We solve the wait. The human handoff happens when there's a hot lead in the showroom door. Want to see the conversation log from yesterday's bookings at [a comp dealer]?"
Why it lands: Belfort's looping technique, take the objection, validate it, then loop it back into the close. The reframe (customers hate waiting, not AI) is the unlock.
CARD 12
Our CRM is custom, you can't integrate.
Tech
Ziglar Assumed + Calibrated Zig Ziglar + Chris Voss
"Custom CRM, fair concern. We integrate with VinSolutions, DealerSocket, Reynolds, CDK, Promax, and 14 others natively. For anything else, we build a Zapier or webhook bridge in under 5 business days.
What's the CRM, so I can confirm which path applies?"

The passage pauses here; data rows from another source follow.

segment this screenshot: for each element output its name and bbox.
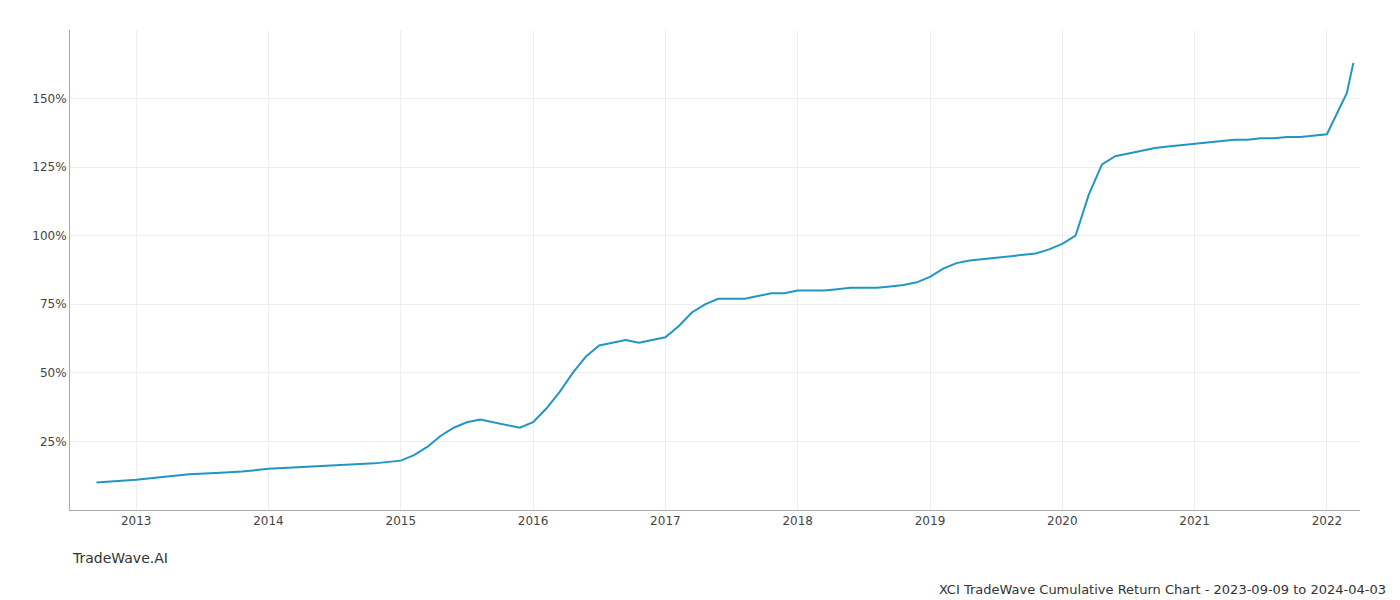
svg-text:125%: 125% [32, 160, 66, 174]
svg-text:XCI TradeWave Cumulative Retur: XCI TradeWave Cumulative Return Chart - … [939, 582, 1386, 597]
svg-text:2017: 2017 [650, 514, 681, 528]
svg-text:2014: 2014 [253, 514, 284, 528]
svg-text:2022: 2022 [1312, 514, 1343, 528]
svg-text:2018: 2018 [782, 514, 813, 528]
svg-text:2013: 2013 [121, 514, 152, 528]
svg-text:TradeWave.AI: TradeWave.AI [72, 550, 168, 566]
svg-text:2019: 2019 [915, 514, 946, 528]
svg-text:50%: 50% [40, 366, 67, 380]
svg-text:2016: 2016 [518, 514, 549, 528]
svg-text:2015: 2015 [385, 514, 416, 528]
svg-text:2020: 2020 [1047, 514, 1078, 528]
svg-text:25%: 25% [40, 435, 67, 449]
svg-text:2021: 2021 [1179, 514, 1210, 528]
svg-text:75%: 75% [40, 297, 67, 311]
svg-text:100%: 100% [32, 229, 66, 243]
svg-text:150%: 150% [32, 92, 66, 106]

Why it lands: Assumed close on integration ("we DO integrate"). The 14 natively-supported names projects authority. The calibrated question converts the objection into a discovery question.
CARD 13
My team won't adopt it, they hate new tools.
Tech
SPIN Implication + Sandler Rackham + Sandler
"Real concern. Two questions, what's the last tool you tried to roll out that failed, and what specifically killed adoption?
[They tell you.]
OK so the issue was [reason]. Here's how we de-risk: AI replies before your team even sees the lead. They don't have to log into anything new. The only thing they do differently is walk into the showroom and have an appointment already booked. Adoption isn't a barrier, the team has nothing to learn."

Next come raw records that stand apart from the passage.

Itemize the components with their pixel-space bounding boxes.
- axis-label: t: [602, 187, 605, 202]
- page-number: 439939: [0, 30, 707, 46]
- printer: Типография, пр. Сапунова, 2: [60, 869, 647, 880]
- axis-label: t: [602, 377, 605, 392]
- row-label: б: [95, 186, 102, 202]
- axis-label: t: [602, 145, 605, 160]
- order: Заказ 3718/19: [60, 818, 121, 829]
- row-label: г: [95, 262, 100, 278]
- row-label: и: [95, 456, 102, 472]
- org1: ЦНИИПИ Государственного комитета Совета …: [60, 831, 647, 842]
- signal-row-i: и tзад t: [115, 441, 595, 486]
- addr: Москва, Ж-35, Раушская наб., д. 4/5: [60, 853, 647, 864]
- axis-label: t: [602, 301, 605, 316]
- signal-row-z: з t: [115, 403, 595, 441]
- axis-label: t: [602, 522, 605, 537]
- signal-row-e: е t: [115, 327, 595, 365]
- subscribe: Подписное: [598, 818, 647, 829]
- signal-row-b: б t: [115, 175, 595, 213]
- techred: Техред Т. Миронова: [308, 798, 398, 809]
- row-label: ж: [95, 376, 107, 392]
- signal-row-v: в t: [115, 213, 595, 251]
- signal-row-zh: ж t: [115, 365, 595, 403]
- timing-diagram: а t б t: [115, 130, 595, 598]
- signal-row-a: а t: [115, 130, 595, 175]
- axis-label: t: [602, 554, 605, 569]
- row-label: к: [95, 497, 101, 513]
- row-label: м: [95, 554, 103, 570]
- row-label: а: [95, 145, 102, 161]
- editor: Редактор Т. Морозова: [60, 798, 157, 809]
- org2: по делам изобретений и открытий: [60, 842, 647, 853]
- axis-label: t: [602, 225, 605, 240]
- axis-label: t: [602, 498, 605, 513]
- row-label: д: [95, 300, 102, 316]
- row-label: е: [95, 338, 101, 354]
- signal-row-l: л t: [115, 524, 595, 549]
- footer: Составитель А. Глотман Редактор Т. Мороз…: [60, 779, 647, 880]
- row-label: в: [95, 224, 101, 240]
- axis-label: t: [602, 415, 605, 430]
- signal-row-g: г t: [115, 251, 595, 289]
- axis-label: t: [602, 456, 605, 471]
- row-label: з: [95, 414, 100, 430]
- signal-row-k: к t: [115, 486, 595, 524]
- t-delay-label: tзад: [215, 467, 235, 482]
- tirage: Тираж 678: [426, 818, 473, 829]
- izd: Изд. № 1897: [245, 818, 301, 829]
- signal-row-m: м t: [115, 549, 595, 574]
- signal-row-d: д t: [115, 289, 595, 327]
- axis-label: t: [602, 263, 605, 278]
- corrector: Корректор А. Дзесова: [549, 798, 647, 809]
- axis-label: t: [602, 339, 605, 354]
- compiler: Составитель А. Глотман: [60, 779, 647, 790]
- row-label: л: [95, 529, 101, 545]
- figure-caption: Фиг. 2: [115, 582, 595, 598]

Why it lands: SPIN Implication question to surface adoption history. Then specifically address the failure mode they named. Zero-adoption framing ("nothing new to learn") removes the perceived risk.
CARD 14
Just walk me through it, I'll re-pitch internally.
Power
Voss Mirror + Reputation Reframe Chris Voss
"Re-pitch internally?"
[They confirm.]
"It sounds like you've done this before and the boss kicks back wanting to hear it from the source anyway."
[Yes.]
"That's why I want all three of you on the same 20-min call. Every time I've done a one-then-relay, the deal stalls and you end up looking like the messenger explaining a product you didn't build. 20 min once is faster than 3 rounds of telephone."
Why it lands: Mirror + label + reframe combo. Protects THEIR reputation. They'd rather not look like the messenger, so they get the right people on the call.
CARD 15
I'm not the decision-maker / I just want to learn.
Power
Sandler Disqualify + Cardone Direct Sandler + Cardone
"Appreciate the curiosity, and I respect your time too much to do a full demo for someone who isn't deciding.
Two options. Option A, I send you a 90-second video and a one-page summary, you share with the actual decider, we book a real call if they're interested. Option B, you bring the decider on a 15-min call next week and we cover everything in one go.
Which works for you?"
Why it lands: Sandler-style disqualification respects your own time and theirs. The choice close (A or B = both forward motion) gets them out of "tire kicker" mode. No long demo to a non-decider.
Category guide:
Price · Objection is about money. Use Sandler reversals or Hopkins reductions.
Trust · They're hesitating because they don't trust the product or the rep yet. Use Voss labels + tonality.
Timing · "Not now" objection. Use Voss calibrated questions to pin down when, or Sandler up-front contract to schedule the follow-up.
Fit · They think the product isn't for them. Use Voss label + reframe.
Power · Authority / decision-maker gap. Use mirror + reputation reframe.
Tech / Adoption · Integration or team-adoption fear. Use SPIN Implication + de-risking language.